Let me know if you agree/disagree with the ctegories we are putting these considerations into: inherent risk or controls. thanks

I do not agree with your control considerations. You can have all the policies and procedures you want but if they are not being followed, it does not matter. I would not include audit findings in this either.

OK. So, what if we say written procedure, including checklists and dual control, for example,s which are tested during audits?

What do you mean by "control considerations"? Controls are usually evaluated on their type and strength.
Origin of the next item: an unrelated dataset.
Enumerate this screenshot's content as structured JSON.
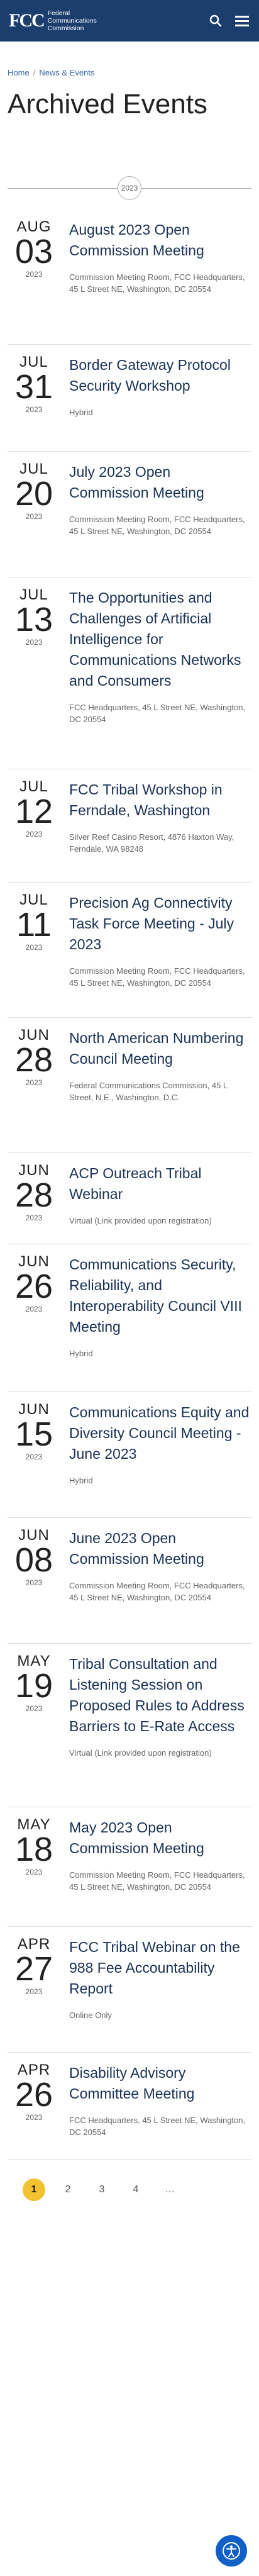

Do you have preventative controls in place to make sure a mistake cannot happen - those would include systems stops or pre-close checks on loans to make sure disclosures are correct, that proper flood insurance is in place, etc. Detective controls that occur after the fact don't help much.

Usually you list (somewhere, in the risk assessment or a backup document) your controls and the type and then determine strength.

I thought so, too. I built my list based on material from various seminars, webinars, etc.They are all over the place in defining controls. I think I will go back to my original definitions/examples 9that is what I meant by considerations) and not include some of these gray area examples.

So, what about my inherent risk factors? Do you see any issues with those? Sometimes its not a good thing to have lots of examples/sources as they start conflicting with one another!

Have you tried either the AICPA or IIA websites?

Those should give you some good information.

And I disagree with the policies and procedures comment. They may not be a "hard" control, but policies and procedures are a type of "soft" control and should be included/considered. (Think of it in terms if you didn't have any policies/procedures in place - I would consider that to be a deficiency).

You find out if they are being followed (aka if the control is working) through testing by audit, compliance, or someone else.